Whilst tailoring the jurisdiction/governing law clause might help, this approach is still not without risk. It is possible that a debtor would still raise arguments regarding the sufficiency of security either during the course of proceedings (on the basis that these are mandatory UAE law provisions that cannot be contracted out of by the parties) or at the enforcement stage, which may require the judgment to be recognised in the onshore UAE Courts (on the basis that there are public policy reasons why the judgment should not be recognised). That said, the scope for successfully invoking public policy arguments at the enforcement stage (in respect of a DIFC Court judgment in the onshore courts) is quite narrow and generally these sorts of arguments do not succeed.

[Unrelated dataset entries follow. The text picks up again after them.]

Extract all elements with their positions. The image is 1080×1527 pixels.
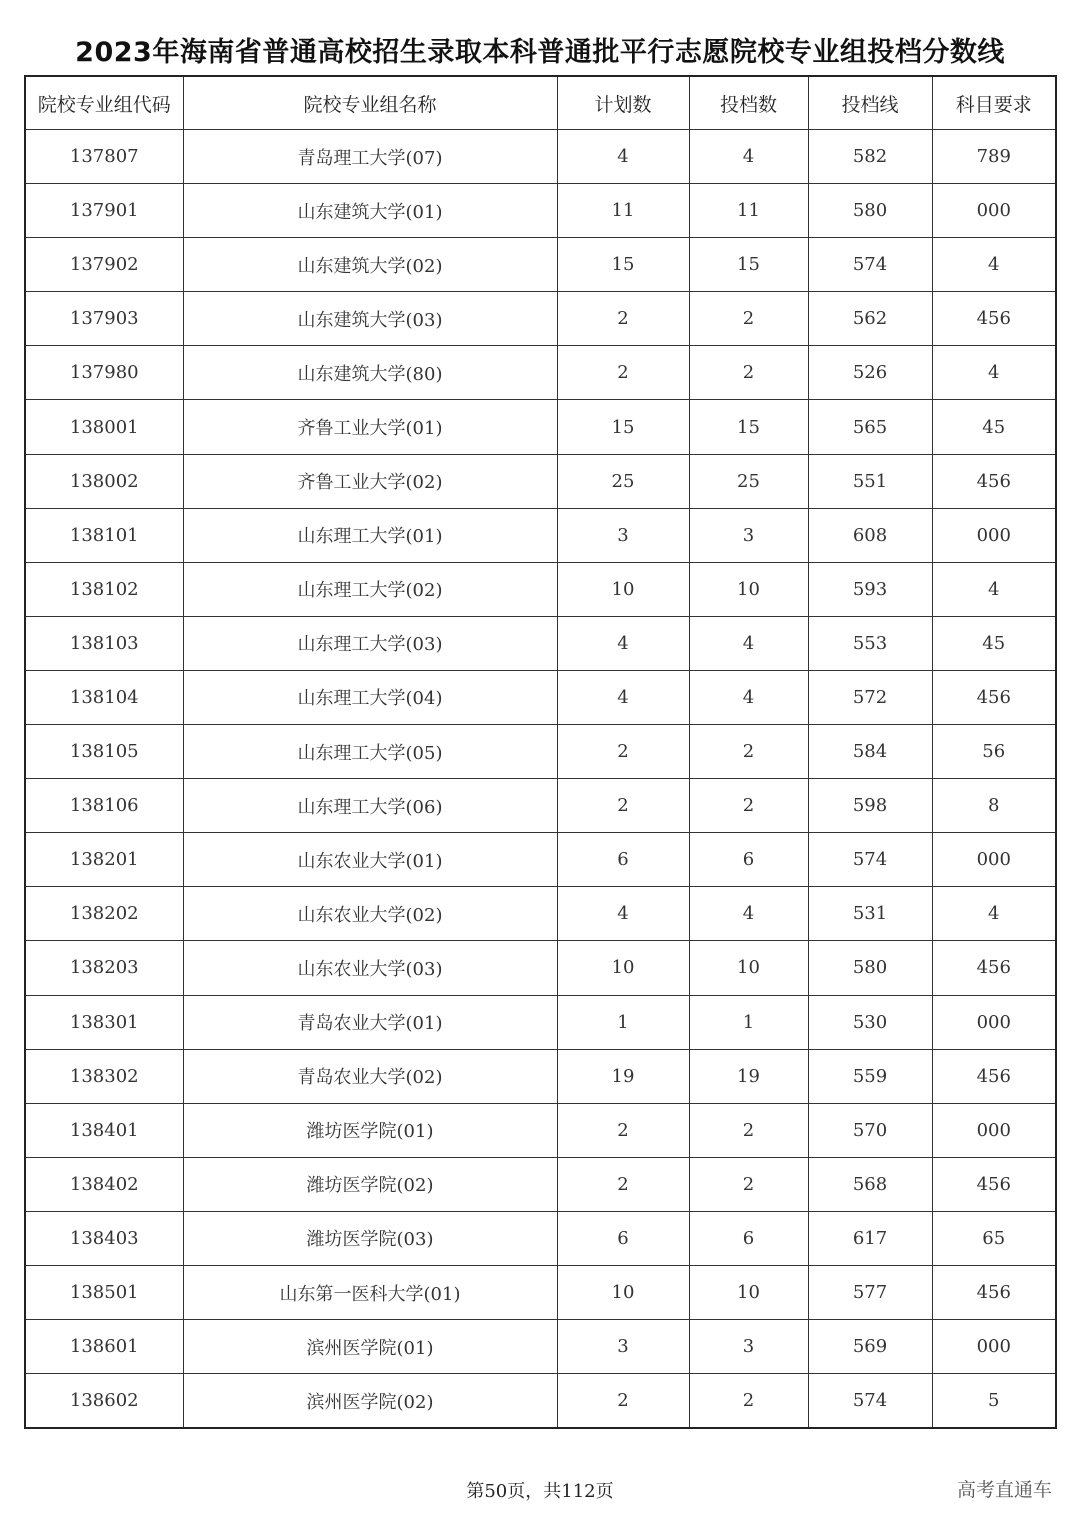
page-title: 2023年海南省普通高校招生录取本科普通批平行志愿院校专业组投档分数线 xyxy=(75,37,1005,68)
table-row xyxy=(25,454,1056,508)
cell-plan: 1 xyxy=(557,995,689,1049)
cell-code: 138104 xyxy=(25,670,183,724)
cell-subject: 456 xyxy=(932,1049,1056,1103)
cell-subject: 456 xyxy=(932,1157,1056,1211)
cell-name: 青岛理工大学(07) xyxy=(183,130,557,184)
cell-score: 530 xyxy=(808,995,932,1049)
brand-watermark: 高考直通车 xyxy=(956,1479,1052,1501)
cell-submitted: 15 xyxy=(689,238,808,292)
column-header-code: 院校专业组代码 xyxy=(25,76,183,130)
cell-plan: 3 xyxy=(557,508,689,562)
cell-score: 570 xyxy=(808,1103,932,1157)
table-body xyxy=(25,130,1056,1429)
cell-subject: 000 xyxy=(932,184,1056,238)
cell-submitted: 6 xyxy=(689,1211,808,1265)
cell-score: 572 xyxy=(808,670,932,724)
cell-submitted: 2 xyxy=(689,779,808,833)
cell-subject: 789 xyxy=(932,130,1056,184)
cell-code: 138103 xyxy=(25,616,183,670)
cell-submitted: 2 xyxy=(689,346,808,400)
cell-score: 593 xyxy=(808,562,932,616)
cell-plan: 4 xyxy=(557,616,689,670)
cell-subject: 45 xyxy=(932,616,1056,670)
cell-subject: 456 xyxy=(932,1265,1056,1319)
cell-code: 137807 xyxy=(25,130,183,184)
cell-submitted: 10 xyxy=(689,941,808,995)
table-row xyxy=(25,779,1056,833)
cell-plan: 2 xyxy=(557,1374,689,1429)
cell-subject: 4 xyxy=(932,887,1056,941)
cell-subject: 5 xyxy=(932,1374,1056,1429)
cell-score: 608 xyxy=(808,508,932,562)
cell-subject: 000 xyxy=(932,508,1056,562)
cell-code: 138302 xyxy=(25,1049,183,1103)
table-row xyxy=(25,130,1056,184)
cell-submitted: 25 xyxy=(689,454,808,508)
cell-score: 553 xyxy=(808,616,932,670)
table-row xyxy=(25,562,1056,616)
cell-plan: 25 xyxy=(557,454,689,508)
cell-submitted: 4 xyxy=(689,616,808,670)
cell-plan: 2 xyxy=(557,292,689,346)
column-header-name: 院校专业组名称 xyxy=(183,76,557,130)
cell-submitted: 10 xyxy=(689,562,808,616)
cell-name: 潍坊医学院(02) xyxy=(183,1157,557,1211)
cell-score: 598 xyxy=(808,779,932,833)
cell-score: 568 xyxy=(808,1157,932,1211)
cell-submitted: 6 xyxy=(689,833,808,887)
cell-name: 潍坊医学院(01) xyxy=(183,1103,557,1157)
cell-plan: 2 xyxy=(557,725,689,779)
cell-plan: 2 xyxy=(557,1157,689,1211)
cell-name: 山东理工大学(03) xyxy=(183,616,557,670)
cell-name: 山东理工大学(04) xyxy=(183,670,557,724)
cell-subject: 4 xyxy=(932,238,1056,292)
cell-submitted: 10 xyxy=(689,1265,808,1319)
cell-submitted: 4 xyxy=(689,130,808,184)
cell-code: 138403 xyxy=(25,1211,183,1265)
cell-plan: 11 xyxy=(557,184,689,238)
cell-subject: 456 xyxy=(932,670,1056,724)
cell-plan: 3 xyxy=(557,1320,689,1374)
cell-subject: 65 xyxy=(932,1211,1056,1265)
cell-score: 559 xyxy=(808,1049,932,1103)
column-header-score: 投档线 xyxy=(808,76,932,130)
cell-subject: 456 xyxy=(932,292,1056,346)
cell-name: 滨州医学院(02) xyxy=(183,1374,557,1429)
cell-code: 138202 xyxy=(25,887,183,941)
table-row xyxy=(25,238,1056,292)
cell-code: 138201 xyxy=(25,833,183,887)
cell-subject: 456 xyxy=(932,454,1056,508)
cell-score: 617 xyxy=(808,1211,932,1265)
cell-submitted: 2 xyxy=(689,725,808,779)
cell-score: 574 xyxy=(808,833,932,887)
cell-code: 138101 xyxy=(25,508,183,562)
table-row xyxy=(25,346,1056,400)
cell-name: 山东理工大学(02) xyxy=(183,562,557,616)
cell-subject: 4 xyxy=(932,562,1056,616)
cell-code: 138602 xyxy=(25,1374,183,1429)
cell-score: 562 xyxy=(808,292,932,346)
cell-submitted: 2 xyxy=(689,292,808,346)
cell-name: 齐鲁工业大学(02) xyxy=(183,454,557,508)
table-row xyxy=(25,292,1056,346)
cell-subject: 456 xyxy=(932,941,1056,995)
cell-score: 574 xyxy=(808,238,932,292)
cell-score: 574 xyxy=(808,1374,932,1429)
cell-plan: 2 xyxy=(557,346,689,400)
cell-submitted: 19 xyxy=(689,1049,808,1103)
cell-name: 山东建筑大学(01) xyxy=(183,184,557,238)
table-row xyxy=(25,1320,1056,1374)
cell-score: 582 xyxy=(808,130,932,184)
cell-score: 569 xyxy=(808,1320,932,1374)
table-row xyxy=(25,1049,1056,1103)
cell-code: 138203 xyxy=(25,941,183,995)
cell-plan: 6 xyxy=(557,833,689,887)
column-header-plan: 计划数 xyxy=(557,76,689,130)
page-number: 第50页，共112页 xyxy=(466,1481,614,1502)
cell-name: 滨州医学院(01) xyxy=(183,1320,557,1374)
cell-score: 531 xyxy=(808,887,932,941)
cell-plan: 10 xyxy=(557,562,689,616)
cell-code: 138301 xyxy=(25,995,183,1049)
cell-plan: 15 xyxy=(557,238,689,292)
table-row xyxy=(25,833,1056,887)
cell-plan: 4 xyxy=(557,670,689,724)
cell-code: 137903 xyxy=(25,292,183,346)
cell-code: 138001 xyxy=(25,400,183,454)
cell-name: 齐鲁工业大学(01) xyxy=(183,400,557,454)
cell-subject: 4 xyxy=(932,346,1056,400)
cell-submitted: 1 xyxy=(689,995,808,1049)
cell-score: 565 xyxy=(808,400,932,454)
cell-plan: 6 xyxy=(557,1211,689,1265)
table-row xyxy=(25,995,1056,1049)
cell-code: 138601 xyxy=(25,1320,183,1374)
cell-submitted: 4 xyxy=(689,887,808,941)
cell-submitted: 3 xyxy=(689,508,808,562)
column-header-subject: 科目要求 xyxy=(932,76,1056,130)
table-row xyxy=(25,725,1056,779)
cell-subject: 45 xyxy=(932,400,1056,454)
cell-subject: 000 xyxy=(932,995,1056,1049)
cell-subject: 000 xyxy=(932,833,1056,887)
cell-submitted: 4 xyxy=(689,670,808,724)
cell-name: 山东建筑大学(80) xyxy=(183,346,557,400)
table-row xyxy=(25,400,1056,454)
table-row xyxy=(25,508,1056,562)
cell-score: 584 xyxy=(808,725,932,779)
cell-name: 山东农业大学(01) xyxy=(183,833,557,887)
table-row xyxy=(25,1374,1056,1429)
cell-code: 137901 xyxy=(25,184,183,238)
cell-submitted: 11 xyxy=(689,184,808,238)
cell-submitted: 2 xyxy=(689,1103,808,1157)
cell-code: 138402 xyxy=(25,1157,183,1211)
cell-score: 577 xyxy=(808,1265,932,1319)
cell-code: 138401 xyxy=(25,1103,183,1157)
cell-subject: 8 xyxy=(932,779,1056,833)
table-row xyxy=(25,1211,1056,1265)
cell-subject: 000 xyxy=(932,1320,1056,1374)
cell-name: 山东理工大学(01) xyxy=(183,508,557,562)
cell-submitted: 3 xyxy=(689,1320,808,1374)
cell-plan: 4 xyxy=(557,887,689,941)
cell-submitted: 2 xyxy=(689,1374,808,1429)
table-row xyxy=(25,941,1056,995)
cell-name: 山东农业大学(02) xyxy=(183,887,557,941)
cell-code: 138105 xyxy=(25,725,183,779)
table-row xyxy=(25,1157,1056,1211)
cell-code: 137980 xyxy=(25,346,183,400)
cell-subject: 56 xyxy=(932,725,1056,779)
cell-plan: 10 xyxy=(557,941,689,995)
cell-code: 138002 xyxy=(25,454,183,508)
cell-submitted: 15 xyxy=(689,400,808,454)
cell-score: 526 xyxy=(808,346,932,400)
cell-plan: 2 xyxy=(557,1103,689,1157)
cell-code: 138102 xyxy=(25,562,183,616)
cell-plan: 10 xyxy=(557,1265,689,1319)
column-header-submitted: 投档数 xyxy=(689,76,808,130)
table-row xyxy=(25,1103,1056,1157)
table-row xyxy=(25,184,1056,238)
cell-plan: 2 xyxy=(557,779,689,833)
cell-plan: 15 xyxy=(557,400,689,454)
cell-name: 山东理工大学(06) xyxy=(183,779,557,833)
table-row xyxy=(25,670,1056,724)
cell-name: 山东理工大学(05) xyxy=(183,725,557,779)
cell-subject: 000 xyxy=(932,1103,1056,1157)
cell-plan: 19 xyxy=(557,1049,689,1103)
cell-name: 山东建筑大学(03) xyxy=(183,292,557,346)
admission-score-table xyxy=(24,75,1057,1429)
table-row xyxy=(25,1265,1056,1319)
cell-score: 580 xyxy=(808,941,932,995)
cell-name: 潍坊医学院(03) xyxy=(183,1211,557,1265)
table-header-row xyxy=(25,76,1056,130)
cell-name: 山东第一医科大学(01) xyxy=(183,1265,557,1319)
cell-code: 138501 xyxy=(25,1265,183,1319)
cell-score: 551 xyxy=(808,454,932,508)
table-row xyxy=(25,616,1056,670)
cell-code: 138106 xyxy=(25,779,183,833)
cell-name: 青岛农业大学(02) xyxy=(183,1049,557,1103)
cell-name: 山东建筑大学(02) xyxy=(183,238,557,292)
cell-plan: 4 xyxy=(557,130,689,184)
cell-name: 山东农业大学(03) xyxy=(183,941,557,995)
table-row xyxy=(25,887,1056,941)
cell-score: 580 xyxy=(808,184,932,238)
cell-code: 137902 xyxy=(25,238,183,292)
cell-name: 青岛农业大学(01) xyxy=(183,995,557,1049)
cell-submitted: 2 xyxy=(689,1157,808,1211)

(c) Impact on existing loan books as a whole: Given the retrospective nature of Article 121 of the UAE Banking Law (As Amended) and the jurisprudence arising from the Abu Dhabi Courts which has penalised banks for having both under-collateralised and over-collateralised secured positions, there would be value in in banks conducting a thorough assessment of each of their existing UAE loan books (particularly targeting loans made to individuals or sole proprietorships or guaranteed by the same) to decipher whether the security or guarantees taken in respect of any individual positions would likely fall foul of any of the new legislation. A loan book review of this nature would be no small undertaking on the part of financial institutions, so perhaps the prudent steps would be to (i) ensure such a review takes place when loans are passed to the restructuring and non-performing teams within the institutions themselves; and (ii) conduct the thorough assessment (as outlined at 4(b)(i) above) at this stage, including an assessment as to whether the financial institution would have the ability to recalibrate its secured position (as outlined in 4(a)(i) above)).
 Defined under Article (1) of the UAE Banking Law (As Amended) as 'Banks and other financial institutions licensed under the provisions of this Decree by Law to perform one or more of the Licensed Financial Activities, including those performing all or part of its activities in accordance with the provisions of Islamic Law, provided that said institutions are incorporated inside the UAE or other Jurisdictions, or have branches, subsidiaries or representative offices thereto inside the UAE.' (translation by Westlaw Middle East)
 Article 137 of the UAE Banking Law (As Amended).
 Article 11
 Translated literally as "phenomenon of defaults".
 Clarification letter issued by the UAE Central Bank Governor, 22 February 2023.
 Abu Dhabi Execution Action 143 of 2022
 The process for enforcing a Dubai Court judgment in Abu Dhabi is a relatively straightforward one and, at this stage, we do not consider that there is scope for the Abu Dhabi Courts to refuse to enforce such a judgment on the basis of inadequate security.
 Consideration would, for example and without limitation, have to be given to any potential hardening periods or antecedent transactions if new security is purported to be taken.
 Given the CB Clarification and the jurisprudence arising from the Abu Dhabi Courts financial institutions should not rely on personal guarantees only moving forward.